With no shock and awe and little pomp and circumstance, China has declared war on the world. Having watched the Gulf Wars on CNN, Americans are accustomed to wars fought with jets, battleships, tanks and infantry. We constantly are on the look out for foreign enemies on our soil and the vigilance of our citizens has thwarted numerous terrorist attacks. Unfortunately, Americans are not accustomed to recognize international weapons of economic mass destruction. In the modern world, exports, deflation and economic competiveness are weapons far more powerful than cruise missiles.
Naive to this new deadly threat, the US government has launched wave after wave of assaults on the competiveness of American business. Healthcare and financial service “reform” is driving business operating costs higher and credit availability down. The soon-to-expire tax cuts will result in the largest tax increase in American history. It should not be surprising that China would use tactics akin to economic guerrilla warfare to attack when our nation is most vulnerable.

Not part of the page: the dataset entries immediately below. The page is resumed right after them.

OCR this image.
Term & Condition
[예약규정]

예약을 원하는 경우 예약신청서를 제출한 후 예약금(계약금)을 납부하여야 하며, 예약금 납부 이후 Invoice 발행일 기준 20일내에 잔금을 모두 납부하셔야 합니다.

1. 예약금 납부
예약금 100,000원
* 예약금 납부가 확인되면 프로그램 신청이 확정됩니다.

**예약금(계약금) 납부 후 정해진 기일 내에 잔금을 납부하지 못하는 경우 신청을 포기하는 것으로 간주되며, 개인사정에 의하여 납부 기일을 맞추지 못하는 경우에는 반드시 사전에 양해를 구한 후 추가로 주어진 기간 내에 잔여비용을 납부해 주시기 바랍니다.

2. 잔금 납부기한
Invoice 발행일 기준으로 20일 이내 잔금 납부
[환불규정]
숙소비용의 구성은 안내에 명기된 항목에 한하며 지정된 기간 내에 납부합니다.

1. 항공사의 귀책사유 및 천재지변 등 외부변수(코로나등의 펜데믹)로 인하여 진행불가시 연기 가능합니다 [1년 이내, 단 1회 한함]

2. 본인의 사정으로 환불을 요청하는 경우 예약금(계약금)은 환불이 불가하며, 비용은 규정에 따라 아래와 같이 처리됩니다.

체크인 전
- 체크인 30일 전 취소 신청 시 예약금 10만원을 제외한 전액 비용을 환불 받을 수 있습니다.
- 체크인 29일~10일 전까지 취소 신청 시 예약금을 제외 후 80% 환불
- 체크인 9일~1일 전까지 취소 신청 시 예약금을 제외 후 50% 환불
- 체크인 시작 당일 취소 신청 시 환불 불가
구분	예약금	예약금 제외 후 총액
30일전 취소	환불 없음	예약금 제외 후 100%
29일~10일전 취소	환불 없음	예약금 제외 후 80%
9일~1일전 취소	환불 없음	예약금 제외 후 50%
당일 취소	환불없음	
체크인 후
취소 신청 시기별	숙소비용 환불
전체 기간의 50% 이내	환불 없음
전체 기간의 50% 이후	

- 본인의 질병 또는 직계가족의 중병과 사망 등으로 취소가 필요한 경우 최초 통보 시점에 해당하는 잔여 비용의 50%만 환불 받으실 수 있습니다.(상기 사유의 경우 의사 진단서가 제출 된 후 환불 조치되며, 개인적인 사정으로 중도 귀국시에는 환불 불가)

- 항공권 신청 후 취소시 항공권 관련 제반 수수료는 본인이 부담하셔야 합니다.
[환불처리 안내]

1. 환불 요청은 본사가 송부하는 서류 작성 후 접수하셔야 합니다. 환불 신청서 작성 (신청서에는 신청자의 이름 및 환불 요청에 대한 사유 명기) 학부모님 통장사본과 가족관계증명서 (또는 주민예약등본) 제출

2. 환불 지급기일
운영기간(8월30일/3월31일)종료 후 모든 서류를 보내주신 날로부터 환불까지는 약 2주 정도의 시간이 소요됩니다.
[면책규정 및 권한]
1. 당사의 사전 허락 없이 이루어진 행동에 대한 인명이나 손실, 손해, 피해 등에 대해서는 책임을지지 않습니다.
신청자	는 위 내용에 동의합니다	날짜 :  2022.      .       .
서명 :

China’s supply of young workers entering the labor force is peaking this year and will decline by one third over the next dozen years due to decades of population control. But big increases in rural farm productivity are pushing huge numbers of the young off the farms and into the factories on the coast. With factory worker suicides rampant and labor striking over wage rates too low to buy food, China panicked last year and increased its money supply by a spectacular 40% to quell dissent. Given the threat from a sinking economy creating a revolutionary environment at home, communist China chose to invade world markets by exporting almost 40% of its gross domestic product.
Statistics just released have obliterated any hope that a meaningful economic expansion is under way in Europe, Japan or the US. Business confidence, factory orders, auto sales and consumer product purchases are plummeting. Meanwhile, Chinese exports grew a blistering 22% rate for the second quarter of 2010. With their exports equaling 5% of the world’s gross domestic product (GDP), China’s capture of another 1% of the world’s economy will force producers in other countries to cut employment by approximately 10 million jobs.
The American public is waking up to the rising threat China poses and adopting a newfound appreciation for the dangers of debt. With the ratio of U.S. household debt to disposable income still standing at a historic high of 126%, consumers are cutting back on spending and becoming savers. Recent surveys show that demand for personal loans and residential mortgages is contracting.
During America’s heydays from 1950 to 1985, the household savings rate averaged approximately 9%. For the next 28 years, the rate steadily declined. By 2007, the rate actually went negative, as many homeowners became self-deluded that their homes were automatic teller machines. That downward trend is over. The U.S. personal savings rate has quickly climbed to 5%, about halfway back to its normal level of 9%.
Europe is responding to the Chinese export blitzkrieg by reigning in deficit spending and adopting more pro-business policies. European labor unions took to the streets in Greece, Spain, France, and Italy in outrage to protest austerity budgets, public pension cuts, and privatization of large swaths of government run services and industries. Their reward has been public opinion scorn and repudiation as terrorists. Desperate to save their own hides from voter retaliation, European politicians are even beginning to talk about tax cuts to spur domestic investment and corporate competitiveness.
The U.S. Government on the other hand has been clueless to the Chinese threat as Federal bailout spending just hit a total of $3.7 trillion dollars. Current deficit spending is running at $9.90 per working hour for every taxpayer in America, a rate 20% higher than the minimum wage of $7.75. With China’s exports growing at a record pace, and American retailers over-stocked here at home, U.S. producers will again slash costs and unemployment could soar.
U.S. Economic performance numbers for the 3rd quarter are set for release just four days before the November 2nd mid-term elections. With this year’s economy treading water in the 2nd quarter and now beginning to drown, tax and spend politicians are likely doomed to the equivalent of a court-martial by voters.
America was caught flat-footed in Pearl Harbor and 9-11. There should be no confusion this time around. China, with one fifth of the world’s population and a failed domestic economy, has launched a Trade War to export its problems. The U.S. public understands the dangers and is increasing saving to sustain for the battle ahead. Chinese intelligence operatives read the New York Times and watch CNN. What they see in the media is a country staggering under debt, undermining business competitiveness, mired in deflation and ready to surrender its economic independence to China’s export onslaught. Are we?